Reading the article, Number of states with high obesity almost doubles in 2 years from Axios, made me think about our current situation. Since March of 2020, America has lived in some sort of “lockdown.” In many cases, gyms have been closed or limited and, as a person who has been able to workout in gyms in three different states, the impact on the fitness industry is still being felt all over.
Without a doubt, many people have locked themselves down a lot harder than many would like to admit. I am not blaming anyone. These are interesting times and pointing fingers is not appropriate. But what is appropriate is making sure we are all taking care of ourselves.
In an article by ISSA posted on 40+&Fit, What Is the Relationship Between Poor Nutrition and Disease?, the importance of proper nutrition is addressed. It is easy for a person who is no longer active to start overeating. Where it would seem to be counterintuitive for someone to eat more when doing less, it is often what happens. And when this happens, weight gain is inevitable. Overeating is a disastrous practice that can cause serious health problems.
In a time where staying and being healthy have never been more important, it is everyone’s responsibility to care for themselves. Now, more than ever, we must be prepared to do everything we can do to make a conscious effort to be fit and well, and in all three of the most important areas: mind, body, and soul. We must push ourselves forward to avoid getting lost in the trap of isolation and unhealthy lifestyles. This is difficult in normal times, but it is imperative that we do it. We must do it every day, without exception.

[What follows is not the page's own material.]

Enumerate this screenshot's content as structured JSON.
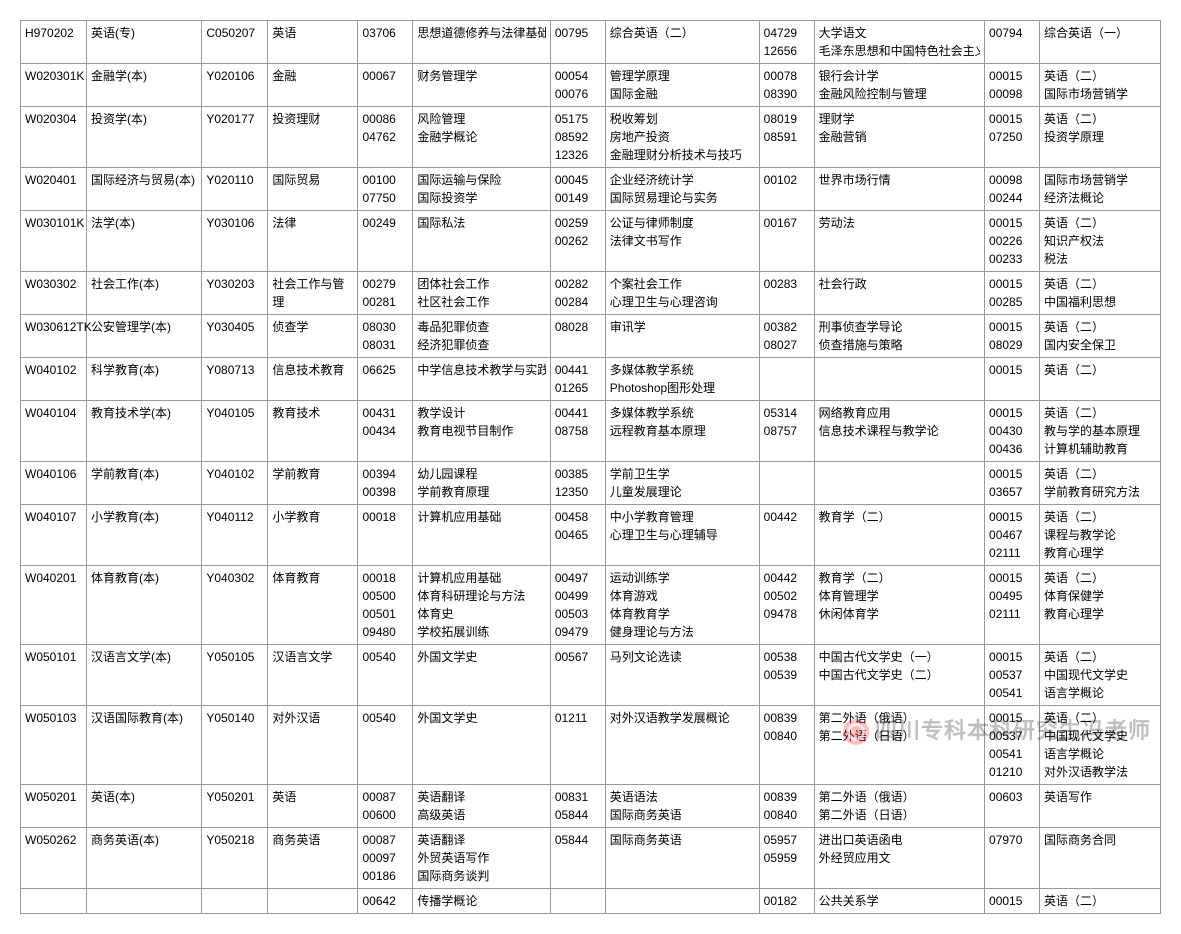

The following ISSA questions that are suggested that trainers ask of their clients will help with your endeavors, if you answer them honestly:
- Do you ever eat due to mental health reasons, such as depression or anxiety? This question helps you identify if the client is an emotional eater. Mental health can impact their food choices. For instance, if they struggle with depression, they may use sugar as a pick-me-up. Knowing this upfront can help you come up with other ways to deal with these mental health issues. Suggest that they use anxiety as a trigger to take a walk, versus going to the fridge. Talk about how chatting with a friend is a better way to deal with depression than eating a carton of ice cream. If their mental health issue is more severe, suggest that they seek the help of a counselor or therapist.
- Are you a fast eater or a slow eater? The faster you eat, the more likely it is that you will take in too much food. Getting the client to slow down supports weight loss by giving the stomach enough time to realize when it has had enough. One way to achieve this goal is by setting a timer when they eat. Encourage them to make their meal last 20-30 minutes. This will help them achieve a healthy weight.
- Do you multitask when you eat? Watching the TV or checking your email while eating makes it incredibly easy to take in too many calories. Before you know it, your food is gone, and your weight is on the rise. Change this habit by doing nothing else while eating. Focus only on the food. Pay attention to how it tastes and feels. This helps keep the calorie count low simply by being engaged in the eating process.
Making Physical Activity a Life-Long Lifestyle Change
- Talk to them about the kind of physical training required to reach their goals. For instance, if they want more muscle, their focus should be on strength training. If lowering their weight is their primary concern, cardio can help get them there. The more they are able to see how a particular activity gets them closer to their goal, the more willing they’ll be to make it a habit.
- Set weekly and monthly exercise goals. When your goal is to get to a certain weight, you have an end goal in sight. Setting an end goal with exercise is a little harder because there isn’t always a magic number the client wants to reach. This is where weekly or monthly exercise goals can help. It keeps them motivated because they’re actually working toward something. Encourage an exercise goal that makes sense. For instance, maybe they want to exercise five days every week for 30 minutes at a time. That is a reasonable goal. If they want to exercise 7 days a week for 5 hours a day, you may want to talk about why that goal is unrealistic and could set them up for failure. Once you’ve agreed on a good goal, check-in with them to make sure they’re meeting it.
- Encourage exercise between training sessions. Creating a healthy lifestyle change involves creating habits both in and outside the gym. Encourage them to pursue their fitness goals outside of your training sessions. For cardio, they can walk, run, or cycle around their neighborhood. They can build muscle with relatively little home equipment. Bags of sand can stand in for hand weights. Bodyweight exercises don’t require any equipment at all.
These questions and suggestions are more important than ever. Be honest with yourself and set goals. Make being healthy your day-to-day goal. Never go a day without being concerned about your health and fitness. Make it a top priority and never cheat yourself. You are the most important person you can take care of. Do it as if your life depends on it because it does.